Mella never learned his name.

A Piece of the Puzzle to Healing Invisible Wounds

According to the Blue Star Families 2018 Military Family Lifestyle Survey, 13% of active-duty service members admit to having suicidal thoughts while serving in the military.

In 2018, the U.S. military experienced the highest number of suicides among active-duty service members in about six years and, according to the National Alliance on Mental Illness (NAMI), PTS/PTSD rates are 15 times higher among active-duty personnel than among civilians.

Photo credit USO Photo

The USO Warrior Center Landstuhl on Kaisersalutern Base, Germany.

While suicide prevention and PTS/PTSD among service members are complicated issues not easily solved by a puzzle, USO centers, programs and dedicated service members like Mella help strengthen and support our military during challenging times, which can make all the difference.

After this encounter, Mella began regularly inviting service members to join him at the USO Warrior Center to solve puzzles.

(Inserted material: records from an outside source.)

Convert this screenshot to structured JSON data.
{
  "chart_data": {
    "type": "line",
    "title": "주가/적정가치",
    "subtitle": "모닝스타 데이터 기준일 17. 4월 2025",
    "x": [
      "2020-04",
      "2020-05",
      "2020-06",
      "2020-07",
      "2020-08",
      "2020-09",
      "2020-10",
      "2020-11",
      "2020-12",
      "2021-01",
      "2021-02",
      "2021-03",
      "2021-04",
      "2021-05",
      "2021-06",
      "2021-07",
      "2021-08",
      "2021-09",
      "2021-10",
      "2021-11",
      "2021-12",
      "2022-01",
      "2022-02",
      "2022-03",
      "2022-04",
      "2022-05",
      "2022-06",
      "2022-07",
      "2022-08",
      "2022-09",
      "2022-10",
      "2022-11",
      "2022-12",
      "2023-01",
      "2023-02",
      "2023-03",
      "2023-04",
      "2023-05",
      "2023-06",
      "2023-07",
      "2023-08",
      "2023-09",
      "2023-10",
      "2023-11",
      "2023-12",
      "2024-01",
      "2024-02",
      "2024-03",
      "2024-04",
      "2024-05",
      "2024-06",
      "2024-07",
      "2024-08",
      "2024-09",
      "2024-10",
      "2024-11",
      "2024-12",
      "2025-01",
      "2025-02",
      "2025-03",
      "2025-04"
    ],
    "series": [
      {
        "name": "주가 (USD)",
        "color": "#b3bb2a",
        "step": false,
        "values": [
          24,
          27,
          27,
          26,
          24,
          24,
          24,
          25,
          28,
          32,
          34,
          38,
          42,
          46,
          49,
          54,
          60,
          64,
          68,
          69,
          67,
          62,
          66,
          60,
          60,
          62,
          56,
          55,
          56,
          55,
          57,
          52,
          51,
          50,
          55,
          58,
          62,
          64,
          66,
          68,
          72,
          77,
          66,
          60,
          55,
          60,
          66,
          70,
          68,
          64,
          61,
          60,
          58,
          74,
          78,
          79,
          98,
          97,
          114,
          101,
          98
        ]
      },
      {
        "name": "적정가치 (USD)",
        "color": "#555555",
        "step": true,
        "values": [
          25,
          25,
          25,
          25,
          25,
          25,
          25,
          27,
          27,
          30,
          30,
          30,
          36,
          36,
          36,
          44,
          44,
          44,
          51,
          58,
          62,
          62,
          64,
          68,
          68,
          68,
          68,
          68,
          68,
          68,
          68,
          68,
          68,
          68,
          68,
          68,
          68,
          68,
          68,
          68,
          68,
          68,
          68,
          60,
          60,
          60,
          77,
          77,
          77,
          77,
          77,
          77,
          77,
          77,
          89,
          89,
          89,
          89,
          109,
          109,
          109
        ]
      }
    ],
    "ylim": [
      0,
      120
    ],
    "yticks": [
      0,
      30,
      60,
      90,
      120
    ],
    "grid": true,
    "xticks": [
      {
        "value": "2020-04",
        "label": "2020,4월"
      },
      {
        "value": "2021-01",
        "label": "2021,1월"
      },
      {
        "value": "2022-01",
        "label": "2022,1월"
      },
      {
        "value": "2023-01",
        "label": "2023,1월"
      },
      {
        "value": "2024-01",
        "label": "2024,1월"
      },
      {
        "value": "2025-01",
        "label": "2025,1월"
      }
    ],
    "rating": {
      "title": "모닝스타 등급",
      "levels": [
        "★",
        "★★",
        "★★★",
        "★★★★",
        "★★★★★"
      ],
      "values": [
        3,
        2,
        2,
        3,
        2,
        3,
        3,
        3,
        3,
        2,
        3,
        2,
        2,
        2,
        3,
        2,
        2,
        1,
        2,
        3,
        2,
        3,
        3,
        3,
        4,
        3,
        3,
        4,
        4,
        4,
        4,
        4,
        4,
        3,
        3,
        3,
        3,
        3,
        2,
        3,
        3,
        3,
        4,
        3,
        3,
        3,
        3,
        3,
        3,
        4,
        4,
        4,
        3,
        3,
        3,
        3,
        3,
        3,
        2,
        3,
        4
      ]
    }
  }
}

He usually pieces together the corners of the puzzle, but then often has to leave the table. When he returns, he usually finds service members trying to solve the puzzle, either alone or together in a group.

“Sometimes in life, everything breaks into little pieces, and you have to put it back together,” Mella said.

Photo credit USO Photo

Soldiers recovering at Landstuhl Regional Medical Center relax at the USO Warrior Center.

“So that’s what puzzles symbolize for me – all those pieces that have crumbled, and you have to have the patience and resilience to put them back one by one.”

When asked about his work as a liaison for his fellow service members, Mella brought the USO’s mission to life with just one sentence.

“I’m just a simple man doing simple things for an extraordinary group of people – our wounded warriors.”

- Senior Content Marketing Manager Sandi Gohn and former Director of Content Strategy Chad Stewart contributed to this report.